The accepted answer by Kev to this question doesn't actually give any code, it just points to other resources that I don't have access to. So here's my best attempt at the function. It actually checks that the permission it's looking at is a "Write" permission and that the current user belongs to the appropriate group.

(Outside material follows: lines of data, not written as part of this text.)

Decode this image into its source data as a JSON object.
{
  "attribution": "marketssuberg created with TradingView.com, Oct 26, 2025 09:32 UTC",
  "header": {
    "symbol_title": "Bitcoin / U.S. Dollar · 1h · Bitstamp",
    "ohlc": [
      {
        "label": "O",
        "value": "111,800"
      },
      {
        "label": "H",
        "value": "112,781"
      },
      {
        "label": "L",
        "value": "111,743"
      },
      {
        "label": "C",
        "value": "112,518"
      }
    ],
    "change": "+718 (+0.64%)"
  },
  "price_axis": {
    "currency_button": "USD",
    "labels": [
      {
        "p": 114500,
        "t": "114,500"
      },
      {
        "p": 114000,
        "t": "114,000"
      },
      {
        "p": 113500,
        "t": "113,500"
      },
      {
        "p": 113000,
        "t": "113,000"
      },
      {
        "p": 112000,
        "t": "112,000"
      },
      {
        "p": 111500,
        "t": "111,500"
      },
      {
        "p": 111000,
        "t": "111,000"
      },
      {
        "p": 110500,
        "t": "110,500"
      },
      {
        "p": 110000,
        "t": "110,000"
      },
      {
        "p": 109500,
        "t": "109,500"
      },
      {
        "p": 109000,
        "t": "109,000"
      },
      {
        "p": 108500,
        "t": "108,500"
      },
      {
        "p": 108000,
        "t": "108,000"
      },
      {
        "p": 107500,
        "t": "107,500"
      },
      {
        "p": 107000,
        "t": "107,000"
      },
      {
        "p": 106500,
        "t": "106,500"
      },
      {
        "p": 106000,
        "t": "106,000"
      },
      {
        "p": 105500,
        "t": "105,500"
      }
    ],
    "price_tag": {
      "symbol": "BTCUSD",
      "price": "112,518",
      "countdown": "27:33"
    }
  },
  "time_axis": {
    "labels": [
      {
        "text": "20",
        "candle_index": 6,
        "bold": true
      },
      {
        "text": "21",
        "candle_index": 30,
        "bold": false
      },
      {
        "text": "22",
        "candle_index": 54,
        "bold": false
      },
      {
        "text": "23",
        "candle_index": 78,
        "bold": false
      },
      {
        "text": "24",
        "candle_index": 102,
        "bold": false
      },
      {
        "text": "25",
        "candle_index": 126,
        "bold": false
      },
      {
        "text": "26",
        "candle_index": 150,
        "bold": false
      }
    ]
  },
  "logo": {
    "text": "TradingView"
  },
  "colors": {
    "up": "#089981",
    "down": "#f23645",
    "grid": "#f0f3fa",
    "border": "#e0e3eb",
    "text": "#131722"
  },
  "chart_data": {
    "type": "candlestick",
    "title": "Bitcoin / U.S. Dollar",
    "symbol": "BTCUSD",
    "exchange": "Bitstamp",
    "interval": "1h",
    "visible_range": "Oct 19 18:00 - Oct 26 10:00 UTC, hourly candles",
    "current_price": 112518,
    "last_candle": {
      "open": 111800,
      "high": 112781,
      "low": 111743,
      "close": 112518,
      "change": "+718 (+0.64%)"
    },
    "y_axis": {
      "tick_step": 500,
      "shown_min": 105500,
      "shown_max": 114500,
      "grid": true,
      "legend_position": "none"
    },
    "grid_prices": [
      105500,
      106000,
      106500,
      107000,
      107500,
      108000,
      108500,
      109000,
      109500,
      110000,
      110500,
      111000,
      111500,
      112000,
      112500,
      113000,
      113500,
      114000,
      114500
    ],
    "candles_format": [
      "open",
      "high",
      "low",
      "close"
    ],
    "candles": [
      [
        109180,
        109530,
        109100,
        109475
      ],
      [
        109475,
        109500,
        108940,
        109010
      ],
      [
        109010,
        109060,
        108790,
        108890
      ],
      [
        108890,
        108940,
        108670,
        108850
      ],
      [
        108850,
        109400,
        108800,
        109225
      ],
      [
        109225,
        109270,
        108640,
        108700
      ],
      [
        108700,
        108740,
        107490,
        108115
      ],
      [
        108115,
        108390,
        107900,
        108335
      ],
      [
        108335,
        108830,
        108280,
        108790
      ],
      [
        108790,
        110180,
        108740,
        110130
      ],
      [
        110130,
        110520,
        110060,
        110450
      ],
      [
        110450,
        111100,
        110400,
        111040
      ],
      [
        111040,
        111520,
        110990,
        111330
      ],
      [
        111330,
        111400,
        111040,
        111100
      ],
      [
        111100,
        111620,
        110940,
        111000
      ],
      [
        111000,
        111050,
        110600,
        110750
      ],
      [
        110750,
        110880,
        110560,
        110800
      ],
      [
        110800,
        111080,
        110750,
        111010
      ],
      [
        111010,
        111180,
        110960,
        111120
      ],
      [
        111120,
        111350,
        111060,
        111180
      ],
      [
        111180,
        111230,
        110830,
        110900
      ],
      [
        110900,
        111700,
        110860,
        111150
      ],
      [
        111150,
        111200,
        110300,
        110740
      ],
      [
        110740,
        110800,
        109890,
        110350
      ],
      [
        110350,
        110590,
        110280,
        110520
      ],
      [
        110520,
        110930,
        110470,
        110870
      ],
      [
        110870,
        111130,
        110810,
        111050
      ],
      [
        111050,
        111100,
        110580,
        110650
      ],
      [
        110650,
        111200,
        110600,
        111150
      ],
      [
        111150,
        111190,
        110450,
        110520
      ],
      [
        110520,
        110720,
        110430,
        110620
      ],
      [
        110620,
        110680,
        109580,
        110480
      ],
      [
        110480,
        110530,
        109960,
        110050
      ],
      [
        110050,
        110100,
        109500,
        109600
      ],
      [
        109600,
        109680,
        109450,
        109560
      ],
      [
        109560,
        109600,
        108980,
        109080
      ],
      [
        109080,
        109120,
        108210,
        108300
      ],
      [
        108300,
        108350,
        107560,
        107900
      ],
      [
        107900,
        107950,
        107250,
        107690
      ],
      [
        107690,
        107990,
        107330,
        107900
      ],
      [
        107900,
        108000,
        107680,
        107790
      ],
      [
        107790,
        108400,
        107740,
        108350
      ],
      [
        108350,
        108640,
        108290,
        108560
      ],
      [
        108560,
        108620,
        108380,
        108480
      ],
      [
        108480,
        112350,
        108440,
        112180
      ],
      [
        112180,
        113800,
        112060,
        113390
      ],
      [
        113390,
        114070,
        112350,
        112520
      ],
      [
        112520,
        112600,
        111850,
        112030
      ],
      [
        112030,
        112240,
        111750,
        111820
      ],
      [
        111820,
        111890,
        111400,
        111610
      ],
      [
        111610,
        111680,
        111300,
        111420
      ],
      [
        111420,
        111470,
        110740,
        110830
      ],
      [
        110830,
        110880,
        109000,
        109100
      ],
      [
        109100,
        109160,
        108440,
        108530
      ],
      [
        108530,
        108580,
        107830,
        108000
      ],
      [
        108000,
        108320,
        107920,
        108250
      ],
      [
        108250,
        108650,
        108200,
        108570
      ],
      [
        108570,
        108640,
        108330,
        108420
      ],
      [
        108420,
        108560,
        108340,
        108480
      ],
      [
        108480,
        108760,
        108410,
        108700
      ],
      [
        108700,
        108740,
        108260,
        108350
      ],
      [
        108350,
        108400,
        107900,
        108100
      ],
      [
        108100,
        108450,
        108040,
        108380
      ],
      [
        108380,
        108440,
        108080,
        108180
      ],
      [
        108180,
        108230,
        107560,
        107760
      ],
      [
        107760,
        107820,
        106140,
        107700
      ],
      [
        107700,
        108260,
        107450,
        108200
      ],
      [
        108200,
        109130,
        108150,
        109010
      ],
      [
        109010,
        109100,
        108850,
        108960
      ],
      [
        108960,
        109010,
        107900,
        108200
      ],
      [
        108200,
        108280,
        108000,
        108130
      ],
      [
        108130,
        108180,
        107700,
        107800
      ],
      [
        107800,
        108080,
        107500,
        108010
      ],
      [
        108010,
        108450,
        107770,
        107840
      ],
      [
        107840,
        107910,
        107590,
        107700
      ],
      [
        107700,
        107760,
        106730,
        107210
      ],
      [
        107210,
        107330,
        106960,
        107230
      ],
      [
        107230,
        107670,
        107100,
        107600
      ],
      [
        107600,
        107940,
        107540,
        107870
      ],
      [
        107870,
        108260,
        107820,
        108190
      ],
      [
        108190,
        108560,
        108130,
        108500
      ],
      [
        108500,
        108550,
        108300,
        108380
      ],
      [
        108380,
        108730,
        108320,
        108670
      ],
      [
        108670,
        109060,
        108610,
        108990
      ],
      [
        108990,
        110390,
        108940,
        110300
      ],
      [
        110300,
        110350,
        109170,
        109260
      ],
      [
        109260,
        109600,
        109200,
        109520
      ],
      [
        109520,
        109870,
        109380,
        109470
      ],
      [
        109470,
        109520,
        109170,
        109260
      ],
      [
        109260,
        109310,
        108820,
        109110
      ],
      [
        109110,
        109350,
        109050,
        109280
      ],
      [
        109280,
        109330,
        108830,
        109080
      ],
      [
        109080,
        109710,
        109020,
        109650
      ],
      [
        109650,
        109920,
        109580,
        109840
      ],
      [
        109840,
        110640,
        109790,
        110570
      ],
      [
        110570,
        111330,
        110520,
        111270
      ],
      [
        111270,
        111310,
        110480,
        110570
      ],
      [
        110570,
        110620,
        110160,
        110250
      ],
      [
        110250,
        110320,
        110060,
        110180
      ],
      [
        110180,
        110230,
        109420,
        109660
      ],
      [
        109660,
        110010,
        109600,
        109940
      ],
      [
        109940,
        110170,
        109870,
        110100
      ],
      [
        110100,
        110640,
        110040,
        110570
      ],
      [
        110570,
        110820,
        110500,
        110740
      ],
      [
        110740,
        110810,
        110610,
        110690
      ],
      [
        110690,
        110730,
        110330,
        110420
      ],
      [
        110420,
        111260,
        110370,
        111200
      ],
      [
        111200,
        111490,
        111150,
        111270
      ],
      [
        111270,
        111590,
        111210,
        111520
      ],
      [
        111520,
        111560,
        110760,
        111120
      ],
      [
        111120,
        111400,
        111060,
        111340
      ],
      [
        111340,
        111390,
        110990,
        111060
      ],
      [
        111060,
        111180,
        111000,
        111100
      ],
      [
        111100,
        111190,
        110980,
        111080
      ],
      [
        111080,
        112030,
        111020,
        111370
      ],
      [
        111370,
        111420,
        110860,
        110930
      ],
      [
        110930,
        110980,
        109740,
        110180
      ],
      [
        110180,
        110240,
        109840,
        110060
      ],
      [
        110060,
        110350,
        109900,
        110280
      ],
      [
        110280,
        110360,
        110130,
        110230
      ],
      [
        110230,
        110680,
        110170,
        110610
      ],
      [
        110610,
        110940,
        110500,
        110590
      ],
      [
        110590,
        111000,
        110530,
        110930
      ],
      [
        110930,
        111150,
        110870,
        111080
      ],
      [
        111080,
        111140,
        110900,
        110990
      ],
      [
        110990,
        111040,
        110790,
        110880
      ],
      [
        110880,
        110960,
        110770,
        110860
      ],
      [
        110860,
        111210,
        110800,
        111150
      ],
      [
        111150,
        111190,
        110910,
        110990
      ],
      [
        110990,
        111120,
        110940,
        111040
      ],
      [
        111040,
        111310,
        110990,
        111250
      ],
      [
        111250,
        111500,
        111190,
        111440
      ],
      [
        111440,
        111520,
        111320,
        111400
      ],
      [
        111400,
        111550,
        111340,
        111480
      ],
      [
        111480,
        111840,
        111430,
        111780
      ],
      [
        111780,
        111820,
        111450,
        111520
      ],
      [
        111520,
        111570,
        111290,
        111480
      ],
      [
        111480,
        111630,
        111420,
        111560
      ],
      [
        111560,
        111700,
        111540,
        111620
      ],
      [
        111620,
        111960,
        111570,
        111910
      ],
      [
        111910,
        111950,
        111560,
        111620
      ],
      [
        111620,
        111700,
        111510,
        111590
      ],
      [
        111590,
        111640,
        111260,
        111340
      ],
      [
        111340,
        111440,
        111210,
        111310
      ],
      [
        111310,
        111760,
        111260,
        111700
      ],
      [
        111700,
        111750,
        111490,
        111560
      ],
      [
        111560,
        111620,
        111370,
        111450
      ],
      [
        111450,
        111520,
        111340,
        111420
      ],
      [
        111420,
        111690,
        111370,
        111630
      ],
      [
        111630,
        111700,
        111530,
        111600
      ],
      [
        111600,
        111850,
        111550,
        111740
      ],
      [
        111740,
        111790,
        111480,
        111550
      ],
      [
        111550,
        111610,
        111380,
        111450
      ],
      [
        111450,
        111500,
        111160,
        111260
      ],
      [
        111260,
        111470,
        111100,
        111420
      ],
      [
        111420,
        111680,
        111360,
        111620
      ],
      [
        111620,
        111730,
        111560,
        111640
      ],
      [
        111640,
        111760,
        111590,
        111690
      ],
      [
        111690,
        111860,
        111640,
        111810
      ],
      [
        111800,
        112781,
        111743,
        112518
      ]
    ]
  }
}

It might not be complete with regard to network paths or whatever, but it's good enough for my purpose, checking local configuration files under "Program Files" for writability:
using System.Security.Principal;
using System.Security.AccessControl;
private static bool HasWritePermission(string FilePath)
{
try
{
FileSystemSecurity security;
if (File.Exists(FilePath))
{
security = File.GetAccessControl(FilePath);
}
else
{
security = Directory.GetAccessControl(Path.GetDirectoryName(FilePath));
}
var rules = security.GetAccessRules(true, true, typeof(NTAccount));
var currentuser = new WindowsPrincipal(WindowsIdentity.GetCurrent());
bool result = false;
foreach (FileSystemAccessRule rule in rules)
{
if (0 == (rule.FileSystemRights &
(FileSystemRights.WriteData | FileSystemRights.Write)))
{
continue;
}
if (rule.IdentityReference.Value.StartsWith("S-1-"))
{
var sid = new SecurityIdentifier(rule.IdentityReference.Value);
if (!currentuser.IsInRole(sid))
{
continue;
}
}
else
{
if (!currentuser.IsInRole(rule.IdentityReference.Value))
{
continue;
}
}
if (rule.AccessControlType == AccessControlType.Deny)
return false;
if (rule.AccessControlType == AccessControlType.Allow)
result = true;
}
return result;
}
catch
{
return false;
}
}
Directory.GetAccessControl(path)
does what you are asking for.
public static bool HasWritePermissionOnDir(string path)
{
var writeAllow = false;
var writeDeny = false;
var accessControlList = Directory.GetAccessControl(path);
if (accessControlList == null)
return false;
var accessRules = accessControlList.GetAccessRules(true, true,
typeof(System.Security.Principal.SecurityIdentifier));
if (accessRules ==null)
return false;
foreach (FileSystemAccessRule rule in accessRules)
{
if ((FileSystemRights.Write & rule.FileSystemRights) != FileSystemRights.Write)
continue;
if (rule.AccessControlType == AccessControlType.Allow)
writeAllow = true;
else if (rule.AccessControlType == AccessControlType.Deny)
writeDeny = true;
}
return writeAllow && !writeDeny;
}
(FileSystemRights.Write & rights) == FileSystemRights.Write
is using something called "Flags" btw which if you don't know what it is you should really read up on :)
The answers by Richard and Jason are sort of in the right direction. However what you should be doing is computing the effective permissions for the user identity running your code. None of the examples above correctly account for group membership for example.
I'm pretty sure Keith Brown had some code to do this in his wiki version (offline at this time) of The .NET Developers Guide to Windows Security. This is also discussed in reasonable detail in his Programming Windows Security book.
Computing effective permissions is not for the faint hearted and your code to attempt creating a file and catching the security exception thrown is probably the path of least resistance.